Chega o momento em que testo a audição de uma das empregadas e pergunto que cheiro é este.
“CHEIRO? QUAL CHEIRO?”
Devolve-me um ar imperturbável, vira costas, e regressa ao fundo da casa. Por momentos, acreditei que fosse expor o assunto a instâncias superiores, mas reaproxima-se em passo ligeiro com o papel e caneta. Não se trata do livro de reclamações, mas sim da ementa. Aqui não encontra as modernices dos QR Codes que se impuseram no rescaldo da pandemia. O cardápio, demasiado longo, é físico, e os números dos pedidos são anotados à mão. E porque uma pontinha de mistério cai sempre bem no curriculum de um restaurante chinês, a minha companhia jura a pés juntos que “têm duas listas”, uma para chineses e outra para “o resto”.

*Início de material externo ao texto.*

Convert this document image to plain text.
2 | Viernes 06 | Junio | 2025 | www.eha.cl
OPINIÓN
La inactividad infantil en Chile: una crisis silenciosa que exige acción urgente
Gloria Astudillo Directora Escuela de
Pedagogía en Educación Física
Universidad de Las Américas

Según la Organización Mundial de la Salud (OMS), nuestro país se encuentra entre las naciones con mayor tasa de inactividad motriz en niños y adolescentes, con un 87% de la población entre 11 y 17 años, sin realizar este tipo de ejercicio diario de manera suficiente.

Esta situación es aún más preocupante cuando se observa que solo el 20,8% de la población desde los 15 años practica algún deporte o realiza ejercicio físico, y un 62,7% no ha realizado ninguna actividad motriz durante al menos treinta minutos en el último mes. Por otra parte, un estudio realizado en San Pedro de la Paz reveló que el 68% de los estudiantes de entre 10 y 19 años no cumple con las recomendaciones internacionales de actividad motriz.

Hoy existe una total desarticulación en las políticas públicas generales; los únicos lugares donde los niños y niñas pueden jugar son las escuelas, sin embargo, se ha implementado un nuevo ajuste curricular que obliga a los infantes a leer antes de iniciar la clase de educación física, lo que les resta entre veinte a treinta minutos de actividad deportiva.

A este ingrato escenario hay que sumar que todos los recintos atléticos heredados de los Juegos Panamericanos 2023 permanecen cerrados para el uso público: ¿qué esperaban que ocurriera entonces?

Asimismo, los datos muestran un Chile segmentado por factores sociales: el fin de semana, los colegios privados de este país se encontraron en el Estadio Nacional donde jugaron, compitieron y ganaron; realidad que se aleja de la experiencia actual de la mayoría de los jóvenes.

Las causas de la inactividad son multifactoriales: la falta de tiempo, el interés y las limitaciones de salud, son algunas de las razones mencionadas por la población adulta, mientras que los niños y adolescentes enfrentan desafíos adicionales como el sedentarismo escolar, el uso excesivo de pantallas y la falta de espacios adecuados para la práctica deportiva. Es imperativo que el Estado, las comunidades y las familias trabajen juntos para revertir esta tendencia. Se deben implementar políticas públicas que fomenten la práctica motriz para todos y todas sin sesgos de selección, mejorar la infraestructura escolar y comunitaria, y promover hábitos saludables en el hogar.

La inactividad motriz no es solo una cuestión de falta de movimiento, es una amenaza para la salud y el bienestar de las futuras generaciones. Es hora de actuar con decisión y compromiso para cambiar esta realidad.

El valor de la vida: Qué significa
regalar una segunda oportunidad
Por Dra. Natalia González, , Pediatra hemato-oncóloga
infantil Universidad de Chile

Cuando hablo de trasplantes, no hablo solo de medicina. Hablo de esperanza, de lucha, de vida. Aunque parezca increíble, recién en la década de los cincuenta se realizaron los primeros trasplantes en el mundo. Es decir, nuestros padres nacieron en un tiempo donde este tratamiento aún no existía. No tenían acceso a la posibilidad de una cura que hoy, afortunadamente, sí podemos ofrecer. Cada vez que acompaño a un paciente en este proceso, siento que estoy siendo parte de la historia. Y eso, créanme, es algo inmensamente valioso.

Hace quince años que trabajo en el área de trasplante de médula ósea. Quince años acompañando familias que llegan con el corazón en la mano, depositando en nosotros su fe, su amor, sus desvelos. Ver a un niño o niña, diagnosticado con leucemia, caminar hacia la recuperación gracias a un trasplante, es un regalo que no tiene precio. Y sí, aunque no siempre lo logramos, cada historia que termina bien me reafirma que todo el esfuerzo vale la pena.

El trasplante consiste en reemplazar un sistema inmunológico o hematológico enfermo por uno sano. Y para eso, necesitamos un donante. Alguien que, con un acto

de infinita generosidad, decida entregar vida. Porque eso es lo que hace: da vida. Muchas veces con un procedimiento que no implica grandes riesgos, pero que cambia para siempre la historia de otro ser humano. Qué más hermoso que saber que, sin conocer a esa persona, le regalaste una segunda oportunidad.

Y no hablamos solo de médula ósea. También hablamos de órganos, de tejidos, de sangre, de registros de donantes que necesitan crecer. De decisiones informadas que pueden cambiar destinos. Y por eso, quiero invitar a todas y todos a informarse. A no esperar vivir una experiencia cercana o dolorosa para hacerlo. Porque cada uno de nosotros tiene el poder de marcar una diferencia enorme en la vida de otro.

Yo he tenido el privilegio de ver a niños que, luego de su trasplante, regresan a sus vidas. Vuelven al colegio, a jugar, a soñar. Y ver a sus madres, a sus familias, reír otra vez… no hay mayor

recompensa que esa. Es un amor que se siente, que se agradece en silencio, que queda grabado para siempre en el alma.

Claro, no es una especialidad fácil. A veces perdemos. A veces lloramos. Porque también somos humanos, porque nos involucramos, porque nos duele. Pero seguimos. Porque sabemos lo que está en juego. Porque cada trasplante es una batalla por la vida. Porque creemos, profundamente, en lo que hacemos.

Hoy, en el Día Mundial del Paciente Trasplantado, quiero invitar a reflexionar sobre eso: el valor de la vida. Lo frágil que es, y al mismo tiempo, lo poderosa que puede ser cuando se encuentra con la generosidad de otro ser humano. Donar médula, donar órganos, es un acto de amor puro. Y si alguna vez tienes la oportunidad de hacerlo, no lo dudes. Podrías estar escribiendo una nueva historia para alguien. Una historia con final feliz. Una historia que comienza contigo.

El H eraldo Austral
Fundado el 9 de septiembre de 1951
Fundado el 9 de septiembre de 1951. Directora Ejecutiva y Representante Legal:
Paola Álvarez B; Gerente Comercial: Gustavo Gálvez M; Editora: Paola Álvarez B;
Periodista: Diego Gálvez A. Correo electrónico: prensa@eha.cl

Não sei se têm ou não, mas sei que se me dessem um euro por cada sorriso das funcionárias, eu nem os crepes de camarão que pedi de entrada conseguia pagar. Exceção seja feita à dona, anfitriã à altura, sempre atenciosa com a sala, que acaba por funcionar como a super cola 3 que une as peças delicadas deste jarrão. Neste dia, aviei um chop suey sem me alongar muito mais.

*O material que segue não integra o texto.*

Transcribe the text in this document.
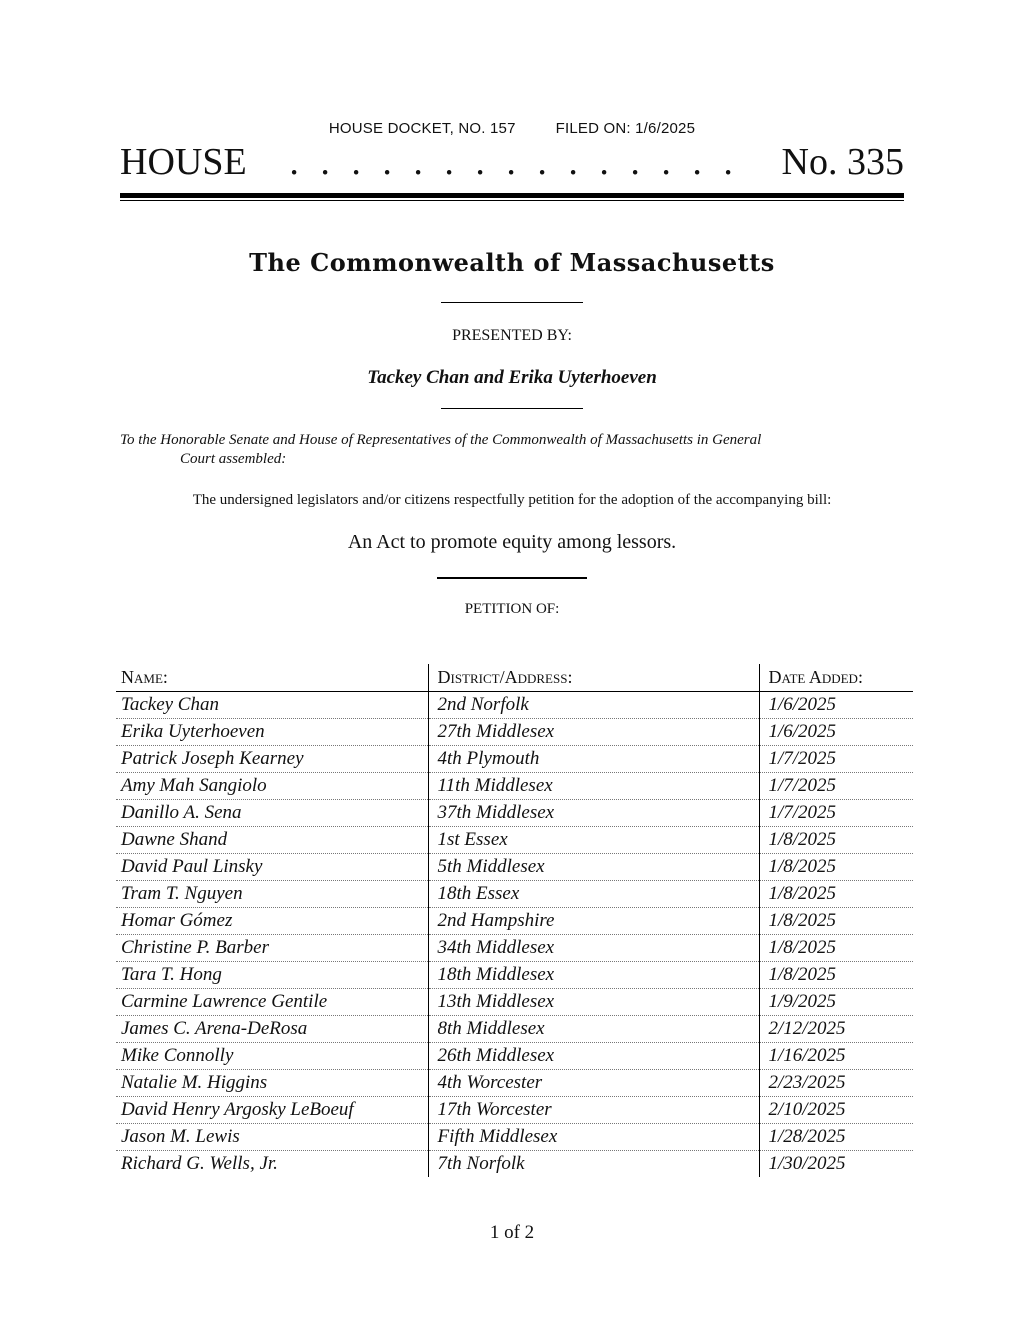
HOUSE DOCKET, NO. 157	FILED ON: 1/6/2025
HOUSE	. . . . . . . . . . . . . . .	No. 335
The Commonwealth of Massachusetts
PRESENTED BY:
Tackey Chan and Erika Uyterhoeven
To the Honorable Senate and House of Representatives of the Commonwealth of Massachusetts in General
Court assembled:
The undersigned legislators and/or citizens respectfully petition for the adoption of the accompanying bill:
An Act to promote equity among lessors.
PETITION OF:
Name:	District/Address:	Date Added:
Tackey Chan	2nd Norfolk	1/6/2025
Erika Uyterhoeven	27th Middlesex	1/6/2025
Patrick Joseph Kearney	4th Plymouth	1/7/2025
Amy Mah Sangiolo	11th Middlesex	1/7/2025
Danillo A. Sena	37th Middlesex	1/7/2025
Dawne Shand	1st Essex	1/8/2025
David Paul Linsky	5th Middlesex	1/8/2025
Tram T. Nguyen	18th Essex	1/8/2025
Homar Gómez	2nd Hampshire	1/8/2025
Christine P. Barber	34th Middlesex	1/8/2025
Tara T. Hong	18th Middlesex	1/8/2025
Carmine Lawrence Gentile	13th Middlesex	1/9/2025
James C. Arena-DeRosa	8th Middlesex	2/12/2025
Mike Connolly	26th Middlesex	1/16/2025
Natalie M. Higgins	4th Worcester	2/23/2025
David Henry Argosky LeBoeuf	17th Worcester	2/10/2025
Jason M. Lewis	Fifth Middlesex	1/28/2025
Richard G. Wells, Jr.	7th Norfolk	1/30/2025
1 of 2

Para evitar juízos apressados, e injustos, resolvo dar nova oportunidade ao Macau Dim Sum. Outras duas, aliás, entre turno do almoço e do jantar, para não duvidarem da generosidade. E parece que me leram o pensamento antes sequer do texto ter saído, o que me deixa bastante mais confortado (ou receoso do dotes divinatórios das gentes da casa). O espaço volta a estar cheio, o cheiro normalizado, e os raviolis de tubarão uma maravilha. Juntei-lhes bolinhos de carne de porco e vegetais, os pãezinhos com porco e mel, e ainda uma massa de arroz com vegetais, que combino com um chá quente de jasmim. Tudo me parece apaziguado e em condições aceitáveis para voltar a banquetear-me por aqui – afinal de contas, provar de muito um pouco é uma das máximas ajuizadas nesta paragem. E posto isto talvez seja prudente agendar consulta com o otorrino.

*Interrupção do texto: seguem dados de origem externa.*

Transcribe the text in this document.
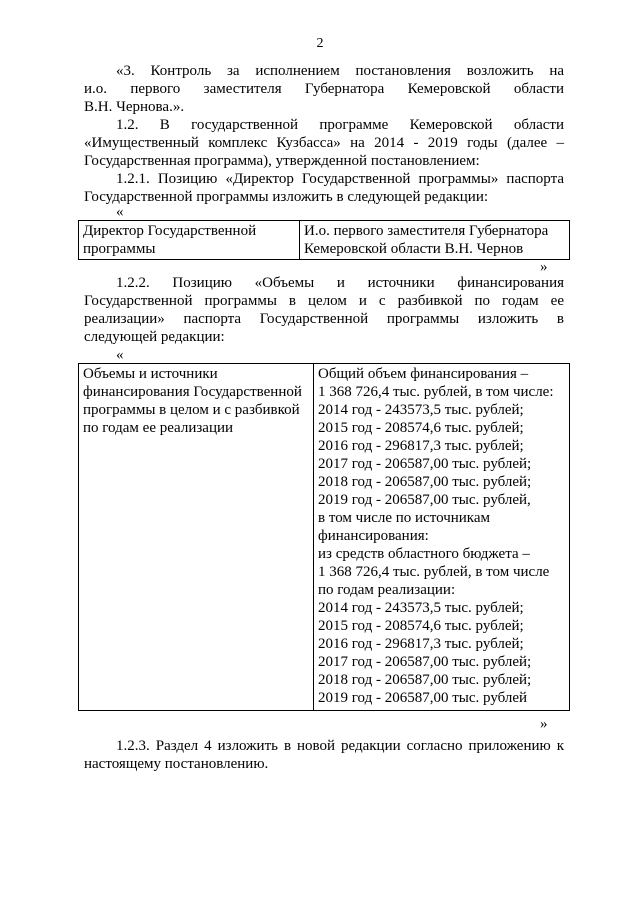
2
«3. Контроль за исполнением постановления возложить на
и.о. первого заместителя Губернатора Кемеровской области
В.Н. Чернова.».
1.2. В государственной программе Кемеровской области
«Имущественный комплекс Кузбасса» на 2014 - 2019 годы (далее –
Государственная программа), утвержденной постановлением:
1.2.1. Позицию «Директор Государственной программы» паспорта
Государственной программы изложить в следующей редакции:
«
Директор Государственной
программы

И.о. первого заместителя Губернатора
Кемеровской области В.Н. Чернов
»
1.2.2. Позицию «Объемы и источники финансирования
Государственной программы в целом и с разбивкой по годам ее
реализации» паспорта Государственной программы изложить в
следующей редакции:
«
Объемы и источники
финансирования Государственной
программы в целом и с разбивкой
по годам ее реализации

Общий объем финансирования –
1 368 726,4 тыс. рублей, в том числе:
2014 год - 243573,5 тыс. рублей;
2015 год - 208574,6 тыс. рублей;
2016 год - 296817,3 тыс. рублей;
2017 год - 206587,00 тыс. рублей;
2018 год - 206587,00 тыс. рублей;
2019 год - 206587,00 тыс. рублей,
в том числе по источникам
финансирования:
из средств областного бюджета –
1 368 726,4 тыс. рублей, в том числе
по годам реализации:
2014 год - 243573,5 тыс. рублей;
2015 год - 208574,6 тыс. рублей;
2016 год - 296817,3 тыс. рублей;
2017 год - 206587,00 тыс. рублей;
2018 год - 206587,00 тыс. рублей;
2019 год - 206587,00 тыс. рублей
»
1.2.3. Раздел 4 изложить в новой редакции согласно приложению к
настоящему постановлению.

Uma das qualidades do restaurante é a invulgar capacidade de reunir sob o mesmo teto diferentes classes, credos e idades — volto a frisar que a proprietária, e respetivo malabarismo diplomático é de uma simpatia desarmante, o que me faria sempre regressar, nem que fosse com uma mola no nariz. Ao meu lado, um grupo de amigos remata o já longo repasto com uma tigela de arroz. Mais adiante, duas inglesas esmeram-se nos conteúdos para as redes. Ao fundo ainda, a gigante mesa que senta até 12, e ainda o pessoal dos escritórios vizinhos. “Pedi outra coisa”, exclama a senhora ao meu lado, “porco com mel e não agridoce”. Ignore-se o lapso que o prato que chegou à mesa “também tem bom aspeto”, e não se pensa mais nisso, não fosse o acessível preço do menu de almoço (9.95 euros) uma raridade nos dias que correm (um custo médio para dois a rondar os 30 euros também é um fator apetecível).
Em caso de hesitação, conte com o infalível formato take away, porque o que o nariz não cheira o coração não sente.
Silvestre da Silva escreve com muito coração, alguma cabeça e todo o estômago possível. No final, paga sempre a conta. Ainda vai na segunda fase da vida, espera chegar à terceira, e pela primeira vez mostra o que vale como Experimentador Implacável.